Quand la France entière saura et voudra, quand elle sera le peuple libéré, les empires les plus bardés de fer crouleront autour d’elle, envahis par son souffle de vérité et de justice, qui fera ce que ne feront jamais ses armées et ses canons. Les peuples éveillent les peuples, et le jour où les peuples, un à un, se lèveront, instruits par l’exemple, ce sera la victoire pacifique, la fin de la guerre.
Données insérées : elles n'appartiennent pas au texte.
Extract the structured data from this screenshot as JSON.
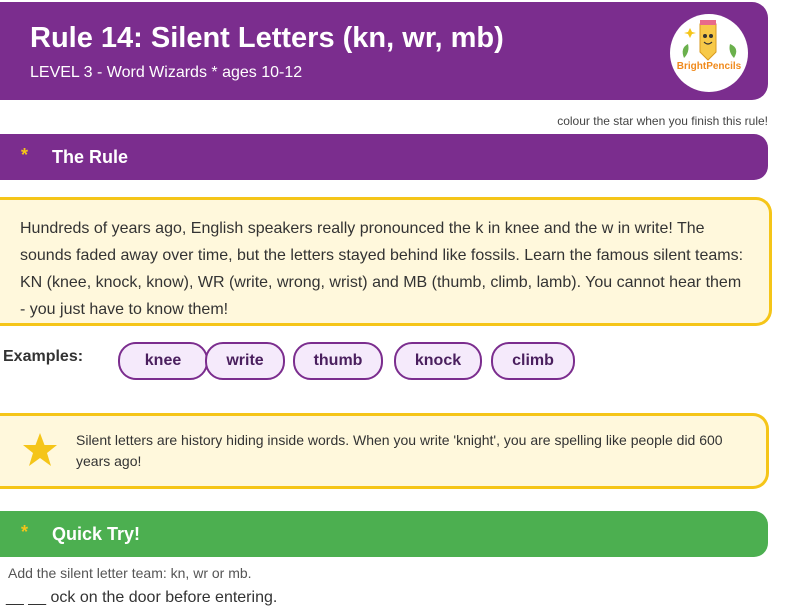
{
  "header": {
    "title": "Rule 14: Silent Letters (kn, wr, mb)",
    "subtitle": "LEVEL 3 - Word Wizards  *  ages 10-12",
    "logo_text": "BrightPencils"
  },
  "star_note": "colour the star when you finish this rule!",
  "rule_section": {
    "marker": "*",
    "title": "The Rule",
    "text": "Hundreds of years ago, English speakers really pronounced the k in knee and the w in write! The sounds faded away over time, but the letters stayed behind like fossils. Learn the famous silent teams: KN (knee, knock, know), WR (write, wrong, wrist) and MB (thumb, climb, lamb). You cannot hear them - you just have to know them!"
  },
  "examples": {
    "label": "Examples:",
    "words": [
      "knee",
      "write",
      "thumb",
      "knock",
      "climb"
    ]
  },
  "fact": {
    "icon": "star-icon",
    "text": "Silent letters are history hiding inside words. When you write 'knight', you are spelling like people did 600 years ago!"
  },
  "quick_try": {
    "marker": "*",
    "title": "Quick Try!",
    "instruction": "Add the silent letter team: kn, wr or mb.",
    "questions": [
      "__ __ ock on the door before entering."
    ]
  },
  "colors": {
    "purple": "#7b2d8e",
    "green": "#4caf50",
    "yellow": "#f5c518",
    "box_bg": "#fff8dc"
  }
}
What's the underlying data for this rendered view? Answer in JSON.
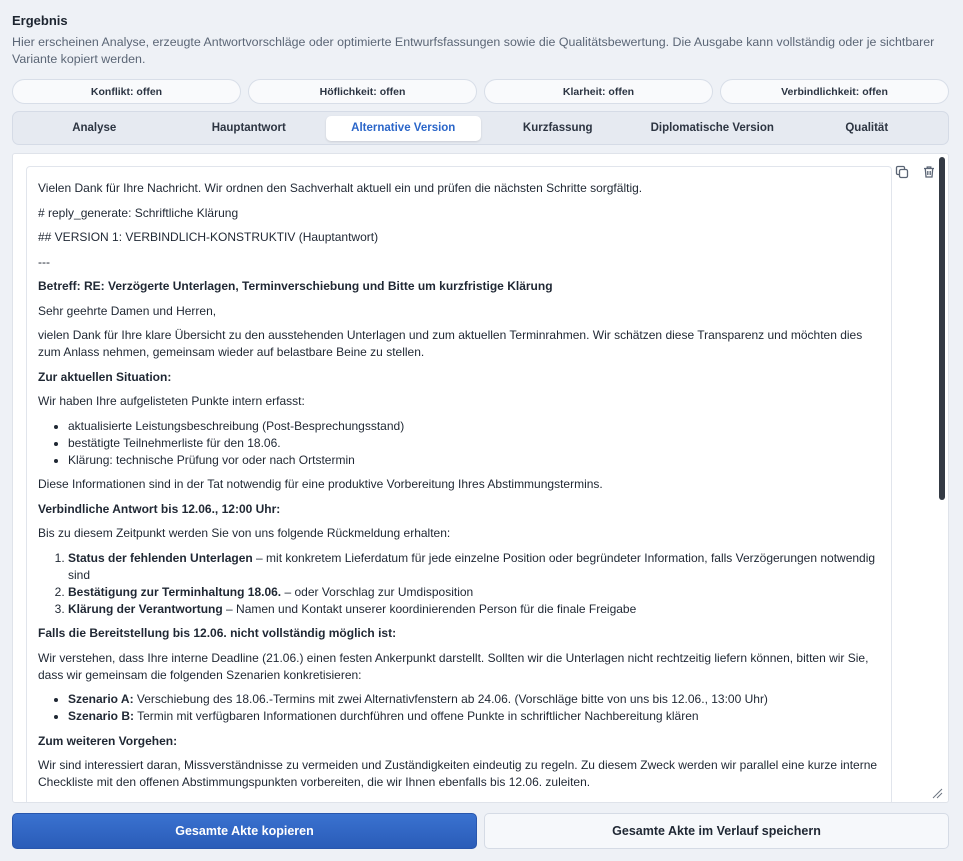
{
  "header": {
    "title": "Ergebnis",
    "description": "Hier erscheinen Analyse, erzeugte Antwortvorschläge oder optimierte Entwurfsfassungen sowie die Qualitätsbewertung. Die Ausgabe kann vollständig oder je sichtbarer Variante kopiert werden."
  },
  "badges": [
    "Konflikt: offen",
    "Höflichkeit: offen",
    "Klarheit: offen",
    "Verbindlichkeit: offen"
  ],
  "tabs": [
    {
      "label": "Analyse",
      "active": false
    },
    {
      "label": "Hauptantwort",
      "active": false
    },
    {
      "label": "Alternative Version",
      "active": true
    },
    {
      "label": "Kurzfassung",
      "active": false
    },
    {
      "label": "Diplomatische Version",
      "active": false
    },
    {
      "label": "Qualität",
      "active": false
    }
  ],
  "content": {
    "intro": "Vielen Dank für Ihre Nachricht. Wir ordnen den Sachverhalt aktuell ein und prüfen die nächsten Schritte sorgfältig.",
    "h1": "# reply_generate: Schriftliche Klärung",
    "h2": "## VERSION 1: VERBINDLICH-KONSTRUKTIV (Hauptantwort)",
    "separator": "---",
    "subject": "Betreff: RE: Verzögerte Unterlagen, Terminverschiebung und Bitte um kurzfristige Klärung",
    "salutation": "Sehr geehrte Damen und Herren,",
    "para1": "vielen Dank für Ihre klare Übersicht zu den ausstehenden Unterlagen und zum aktuellen Terminrahmen. Wir schätzen diese Transparenz und möchten dies zum Anlass nehmen, gemeinsam wieder auf belastbare Beine zu stellen.",
    "sec1": "Zur aktuellen Situation:",
    "sec1_text": "Wir haben Ihre aufgelisteten Punkte intern erfasst:",
    "sec1_items": [
      "aktualisierte Leistungsbeschreibung (Post-Besprechungsstand)",
      "bestätigte Teilnehmerliste für den 18.06.",
      "Klärung: technische Prüfung vor oder nach Ortstermin"
    ],
    "sec1_after": "Diese Informationen sind in der Tat notwendig für eine produktive Vorbereitung Ihres Abstimmungstermins.",
    "sec2": "Verbindliche Antwort bis 12.06., 12:00 Uhr:",
    "sec2_text": "Bis zu diesem Zeitpunkt werden Sie von uns folgende Rückmeldung erhalten:",
    "sec2_items": [
      {
        "bold": "Status der fehlenden Unterlagen",
        "rest": " – mit konkretem Lieferdatum für jede einzelne Position oder begründeter Information, falls Verzögerungen notwendig sind"
      },
      {
        "bold": "Bestätigung zur Terminhaltung 18.06.",
        "rest": " – oder Vorschlag zur Umdisposition"
      },
      {
        "bold": "Klärung der Verantwortung",
        "rest": " – Namen und Kontakt unserer koordinierenden Person für die finale Freigabe"
      }
    ],
    "sec3": "Falls die Bereitstellung bis 12.06. nicht vollständig möglich ist:",
    "sec3_text": "Wir verstehen, dass Ihre interne Deadline (21.06.) einen festen Ankerpunkt darstellt. Sollten wir die Unterlagen nicht rechtzeitig liefern können, bitten wir Sie, dass wir gemeinsam die folgenden Szenarien konkretisieren:",
    "sec3_items": [
      {
        "bold": "Szenario A:",
        "rest": " Verschiebung des 18.06.-Termins mit zwei Alternativfenstern ab 24.06. (Vorschläge bitte von uns bis 12.06., 13:00 Uhr)"
      },
      {
        "bold": "Szenario B:",
        "rest": " Termin mit verfügbaren Informationen durchführen und offene Punkte in schriftlicher Nachbereitung klären"
      }
    ],
    "sec4": "Zum weiteren Vorgehen:",
    "sec4_text": "Wir sind interessiert daran, Missverständnisse zu vermeiden und Zuständigkeiten eindeutig zu regeln. Zu diesem Zweck werden wir parallel eine kurze interne Checkliste mit den offenen Abstimmungspunkten vorbereiten, die wir Ihnen ebenfalls bis 12.06. zuleiten."
  },
  "icons": {
    "copy": "copy-icon",
    "delete": "trash-icon",
    "resize": "resize-handle-icon"
  },
  "buttons": {
    "copy_all": "Gesamte Akte kopieren",
    "save_history": "Gesamte Akte im Verlauf speichern"
  },
  "colors": {
    "accent": "#2b66c9",
    "primary_button": "#2f63c0",
    "background": "#eef1f6"
  }
}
Marc ne concevait pas de plus beau rôle pour son pays, il mettait la grandeur de la patrie, dans ce rêve de fondre toutes les patries en une même patrie humaine. Et c’était pourquoi il surveillait les livres et les images mis entre les mains de ses élèves, écartant les mensonges des miracles, les égorgements des batailles, les remplaçant le plus possible par les livres de la science, les travaux féconds de l’homme. L’unique source d’énergie est dans le travail, pour le bonheur.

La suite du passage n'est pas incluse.